Nom des exploitants

Guy Sarrazin

Nom de l’exploitation

Michel Sarrazin et Fils


Type de production

Producteur de Vins de Bourgogne

Ville

Givry - Saône-et-Loire (71)


Département

Saône-et-Loire (71)

Date de notre dernière visite

20/11/2020


Score pilier agro-écologique

En cours

Score pilier socio-territorial

En cours

Histoire

 

Guy et Jean-Yves Sarrazin ont repris l’exploitation familiale en Bourgogne, à Charnailles, petit hameau de la côte chalonnaise, à 30 km au sud de Beaune. Situé au cœur du village, le Domaine remonte au 17e siècle et est adossé au vignoble de Givry. Michel Sarrazin, a repris la suite de ses parents en 1964 et a commencé la mise en bouteille au domaine. Ses fils, Guy et Jean-Yves, se sont installés respectivement en 1986 et 1992. Aujourd’hui, le domaine compte 39 hectares parcellaires morcelés et différentes appellations. Le Domaine défend la culture raisonnée pour sa production de Bourgogne Aligoté, Bourgogne Côte Chalonnaise rouge, Crémant de Bourgogne Blanc et Rosé, Givry 1er Cru Blanc et Rouge.

  

Les secrets de production

« Il n’y a pas de secret, c’est du travail ! Il faut mener ses vignes soigneusement et régulièrement pour avoir des fruits avec de belles maturités et beaux équilibres, la base de tous les très bons vins. Et pour cela, on est une équipe, une douzaine avec moi et mon frère. On utilise les moyens techniques d’aujourd’hui, car les innovations nous intéressent. Notre but est d’avoir de beaux raisins, mais en lutte raisonnée. Mais il faut savoir s’adapter. Par exemple, on fait de l’effeuillage manuel, on trouve que c’est mieux que la manière mécanique, car ça ne blesse pas les grappes. Pour la culture des sols, on laboure, mais si on a un printemps trop humide, on peut utiliser des désherbants chimiques. Par contre, ce n’est pas le cas chaque année et pas systématiquement », explique Guy Sarrazin.

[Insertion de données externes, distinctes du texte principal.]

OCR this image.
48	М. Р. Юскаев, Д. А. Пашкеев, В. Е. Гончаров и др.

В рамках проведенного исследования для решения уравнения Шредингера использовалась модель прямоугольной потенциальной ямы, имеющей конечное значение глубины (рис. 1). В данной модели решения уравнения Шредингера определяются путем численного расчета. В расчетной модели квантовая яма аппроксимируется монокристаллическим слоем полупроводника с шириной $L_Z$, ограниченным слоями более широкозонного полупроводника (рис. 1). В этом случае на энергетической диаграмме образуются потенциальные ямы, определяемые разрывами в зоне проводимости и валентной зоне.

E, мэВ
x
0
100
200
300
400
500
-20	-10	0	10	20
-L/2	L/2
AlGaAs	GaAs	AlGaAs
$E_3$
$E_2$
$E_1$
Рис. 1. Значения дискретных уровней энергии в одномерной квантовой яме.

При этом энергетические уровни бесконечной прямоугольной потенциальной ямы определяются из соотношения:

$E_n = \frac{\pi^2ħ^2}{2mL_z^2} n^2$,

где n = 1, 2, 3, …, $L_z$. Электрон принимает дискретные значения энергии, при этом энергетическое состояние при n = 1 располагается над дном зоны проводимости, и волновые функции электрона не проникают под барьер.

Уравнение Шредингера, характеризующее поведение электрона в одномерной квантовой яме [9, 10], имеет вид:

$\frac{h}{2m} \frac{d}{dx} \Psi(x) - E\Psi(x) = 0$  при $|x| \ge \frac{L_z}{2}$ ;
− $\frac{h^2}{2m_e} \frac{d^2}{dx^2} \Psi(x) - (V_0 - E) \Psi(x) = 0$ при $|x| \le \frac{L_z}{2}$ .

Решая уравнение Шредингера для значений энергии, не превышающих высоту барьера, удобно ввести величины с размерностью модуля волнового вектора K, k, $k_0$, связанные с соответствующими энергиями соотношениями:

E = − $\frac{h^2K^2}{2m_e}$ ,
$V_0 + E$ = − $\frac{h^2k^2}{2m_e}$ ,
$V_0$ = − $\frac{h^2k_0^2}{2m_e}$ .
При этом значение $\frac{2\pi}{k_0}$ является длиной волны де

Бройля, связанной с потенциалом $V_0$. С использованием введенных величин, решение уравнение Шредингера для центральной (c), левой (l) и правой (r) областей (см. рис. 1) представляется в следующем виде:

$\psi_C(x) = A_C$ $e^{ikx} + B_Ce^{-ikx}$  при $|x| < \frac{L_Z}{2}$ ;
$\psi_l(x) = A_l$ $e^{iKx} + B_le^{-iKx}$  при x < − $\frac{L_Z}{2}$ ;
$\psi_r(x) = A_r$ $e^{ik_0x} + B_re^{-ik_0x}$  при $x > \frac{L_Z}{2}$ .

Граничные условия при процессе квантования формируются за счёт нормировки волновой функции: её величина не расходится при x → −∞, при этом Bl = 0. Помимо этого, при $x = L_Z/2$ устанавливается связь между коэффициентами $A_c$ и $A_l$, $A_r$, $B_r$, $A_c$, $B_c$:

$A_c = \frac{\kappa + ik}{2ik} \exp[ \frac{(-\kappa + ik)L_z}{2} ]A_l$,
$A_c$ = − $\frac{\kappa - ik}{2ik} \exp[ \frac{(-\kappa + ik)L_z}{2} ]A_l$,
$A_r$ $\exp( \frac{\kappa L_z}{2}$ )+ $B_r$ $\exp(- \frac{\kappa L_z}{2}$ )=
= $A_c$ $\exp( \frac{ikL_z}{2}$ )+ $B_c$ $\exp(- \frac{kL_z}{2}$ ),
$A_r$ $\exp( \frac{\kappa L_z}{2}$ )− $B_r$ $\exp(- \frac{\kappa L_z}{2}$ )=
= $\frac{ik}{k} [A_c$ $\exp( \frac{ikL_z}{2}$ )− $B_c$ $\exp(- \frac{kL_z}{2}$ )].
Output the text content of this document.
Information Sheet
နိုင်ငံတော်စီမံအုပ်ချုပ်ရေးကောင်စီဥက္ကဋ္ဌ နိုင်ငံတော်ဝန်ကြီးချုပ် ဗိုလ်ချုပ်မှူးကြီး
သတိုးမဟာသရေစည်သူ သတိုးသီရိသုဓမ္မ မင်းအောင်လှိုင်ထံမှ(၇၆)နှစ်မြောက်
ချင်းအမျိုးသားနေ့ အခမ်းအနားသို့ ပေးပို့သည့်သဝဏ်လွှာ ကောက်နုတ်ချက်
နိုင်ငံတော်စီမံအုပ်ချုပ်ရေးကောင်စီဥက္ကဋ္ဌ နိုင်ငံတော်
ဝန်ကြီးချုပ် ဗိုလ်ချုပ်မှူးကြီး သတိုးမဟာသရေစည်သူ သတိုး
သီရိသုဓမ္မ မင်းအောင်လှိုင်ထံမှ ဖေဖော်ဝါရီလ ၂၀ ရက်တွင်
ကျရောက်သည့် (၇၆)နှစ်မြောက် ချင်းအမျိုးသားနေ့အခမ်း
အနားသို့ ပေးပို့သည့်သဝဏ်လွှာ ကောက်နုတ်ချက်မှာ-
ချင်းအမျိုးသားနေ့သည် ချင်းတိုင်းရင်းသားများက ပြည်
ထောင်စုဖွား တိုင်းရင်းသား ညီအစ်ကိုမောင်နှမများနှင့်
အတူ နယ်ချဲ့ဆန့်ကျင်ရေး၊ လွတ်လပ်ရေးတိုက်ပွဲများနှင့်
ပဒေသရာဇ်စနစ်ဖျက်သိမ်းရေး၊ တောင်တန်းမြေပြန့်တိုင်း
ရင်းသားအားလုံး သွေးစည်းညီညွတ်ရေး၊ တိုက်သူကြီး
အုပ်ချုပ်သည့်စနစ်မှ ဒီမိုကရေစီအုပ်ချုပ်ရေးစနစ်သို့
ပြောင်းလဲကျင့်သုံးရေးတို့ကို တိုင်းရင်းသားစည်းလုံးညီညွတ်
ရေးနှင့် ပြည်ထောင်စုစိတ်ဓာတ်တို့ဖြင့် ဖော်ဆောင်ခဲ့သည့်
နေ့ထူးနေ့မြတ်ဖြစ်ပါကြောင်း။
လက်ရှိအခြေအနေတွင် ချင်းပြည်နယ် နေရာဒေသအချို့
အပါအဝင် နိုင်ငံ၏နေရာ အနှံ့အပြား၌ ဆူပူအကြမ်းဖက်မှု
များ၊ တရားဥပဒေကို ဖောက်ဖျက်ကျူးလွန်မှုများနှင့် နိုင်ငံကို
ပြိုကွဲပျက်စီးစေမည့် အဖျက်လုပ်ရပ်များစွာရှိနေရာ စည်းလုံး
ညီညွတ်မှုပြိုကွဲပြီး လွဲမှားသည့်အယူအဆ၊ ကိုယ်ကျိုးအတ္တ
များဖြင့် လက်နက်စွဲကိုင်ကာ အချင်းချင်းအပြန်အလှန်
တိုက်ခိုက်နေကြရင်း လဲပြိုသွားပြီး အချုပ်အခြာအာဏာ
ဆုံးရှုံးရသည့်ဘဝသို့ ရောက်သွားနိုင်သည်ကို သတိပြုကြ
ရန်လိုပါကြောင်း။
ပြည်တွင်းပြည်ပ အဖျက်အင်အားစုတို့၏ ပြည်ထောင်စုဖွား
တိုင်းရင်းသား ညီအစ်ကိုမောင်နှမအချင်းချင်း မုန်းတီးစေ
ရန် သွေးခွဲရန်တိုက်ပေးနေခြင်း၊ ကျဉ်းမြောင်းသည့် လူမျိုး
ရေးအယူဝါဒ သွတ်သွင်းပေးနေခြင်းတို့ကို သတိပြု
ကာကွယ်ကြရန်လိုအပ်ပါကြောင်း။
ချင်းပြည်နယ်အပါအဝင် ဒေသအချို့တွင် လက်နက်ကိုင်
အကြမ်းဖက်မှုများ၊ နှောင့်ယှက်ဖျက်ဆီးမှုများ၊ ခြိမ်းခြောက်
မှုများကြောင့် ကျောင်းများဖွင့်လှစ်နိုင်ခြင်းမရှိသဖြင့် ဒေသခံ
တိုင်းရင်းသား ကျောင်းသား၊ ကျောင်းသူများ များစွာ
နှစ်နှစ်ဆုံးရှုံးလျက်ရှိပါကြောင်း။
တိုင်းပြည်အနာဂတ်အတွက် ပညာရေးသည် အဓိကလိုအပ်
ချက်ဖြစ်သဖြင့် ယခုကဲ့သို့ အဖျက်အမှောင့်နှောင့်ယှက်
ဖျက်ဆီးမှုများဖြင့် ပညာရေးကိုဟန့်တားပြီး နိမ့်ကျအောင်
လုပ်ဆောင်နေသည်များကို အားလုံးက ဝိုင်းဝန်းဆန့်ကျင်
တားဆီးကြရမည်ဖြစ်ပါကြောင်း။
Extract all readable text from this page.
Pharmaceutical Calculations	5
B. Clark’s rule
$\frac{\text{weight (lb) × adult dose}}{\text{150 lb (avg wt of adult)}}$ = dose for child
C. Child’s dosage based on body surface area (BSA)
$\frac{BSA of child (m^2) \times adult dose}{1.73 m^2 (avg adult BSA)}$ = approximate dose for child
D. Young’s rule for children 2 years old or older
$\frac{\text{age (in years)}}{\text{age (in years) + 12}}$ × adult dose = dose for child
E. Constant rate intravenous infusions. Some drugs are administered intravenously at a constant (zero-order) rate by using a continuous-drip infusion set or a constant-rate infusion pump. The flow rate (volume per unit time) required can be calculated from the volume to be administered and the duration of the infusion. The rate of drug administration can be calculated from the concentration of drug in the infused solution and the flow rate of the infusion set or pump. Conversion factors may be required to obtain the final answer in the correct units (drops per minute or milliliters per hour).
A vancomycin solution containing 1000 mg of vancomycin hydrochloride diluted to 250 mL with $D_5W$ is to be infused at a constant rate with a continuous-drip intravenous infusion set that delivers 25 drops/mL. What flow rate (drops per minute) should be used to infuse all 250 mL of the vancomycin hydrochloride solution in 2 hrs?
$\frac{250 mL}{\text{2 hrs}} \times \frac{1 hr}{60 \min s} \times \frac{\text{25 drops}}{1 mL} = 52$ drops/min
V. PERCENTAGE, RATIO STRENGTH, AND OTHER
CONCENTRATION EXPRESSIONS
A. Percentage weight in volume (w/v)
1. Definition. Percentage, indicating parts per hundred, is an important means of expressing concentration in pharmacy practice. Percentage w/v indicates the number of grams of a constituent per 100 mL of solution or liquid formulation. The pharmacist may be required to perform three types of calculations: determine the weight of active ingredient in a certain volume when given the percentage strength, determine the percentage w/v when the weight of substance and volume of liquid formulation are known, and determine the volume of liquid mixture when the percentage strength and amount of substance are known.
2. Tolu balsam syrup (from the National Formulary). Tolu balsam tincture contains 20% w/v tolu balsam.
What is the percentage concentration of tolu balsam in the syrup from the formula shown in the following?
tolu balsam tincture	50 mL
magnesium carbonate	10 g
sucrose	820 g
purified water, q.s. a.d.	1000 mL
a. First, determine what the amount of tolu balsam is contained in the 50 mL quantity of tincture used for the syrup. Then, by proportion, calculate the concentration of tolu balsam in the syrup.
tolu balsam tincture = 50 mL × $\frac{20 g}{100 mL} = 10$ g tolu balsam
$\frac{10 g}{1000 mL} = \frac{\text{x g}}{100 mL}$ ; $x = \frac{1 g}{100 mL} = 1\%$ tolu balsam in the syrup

À la rencontre des producteurs

Guy Sarrazin nous répond: 

 

Votre vision du métier aujourd’hui 

Je crois beaucoup en la valorisation de l'origine des produits. Cela a beaucoup de sens et peut répondre aux besoins des consommateurs. Il existe une agriculture à deux vitesses : une grande consommation industrielle et de l’autre la valorisation de la qualité et du terroir.

 

Votre plus grande fierté

On est des paysans, on ne se pose pas ce genre de questions. Notre souci c’est de faire du bon vin, même les années les plus délicates, avoir une belle qualité, réussir un millésime même quand c’est difficile. On croit beaucoup à la valeur travail et notre fierté vient de là. 

Vos challenges

Le consommateur demande de plus en plus de qualité, cela veut dire qu’il faudra être capable d’être meilleur encore demain. Ce n’est pas parce qu’on est bon aujourd’hui qu’on le sera encore demain. Il faut qu’on soit capable de mettre en application les exigences écologiques mais ce n’est pas si simple. Tout le monde veut des résultats mais personne ne veut pas savoir comment on va y arriver… Et pour nous, tout l’enjeu est là. La démarche d’aller au plus près du consommateur nous intéresse. 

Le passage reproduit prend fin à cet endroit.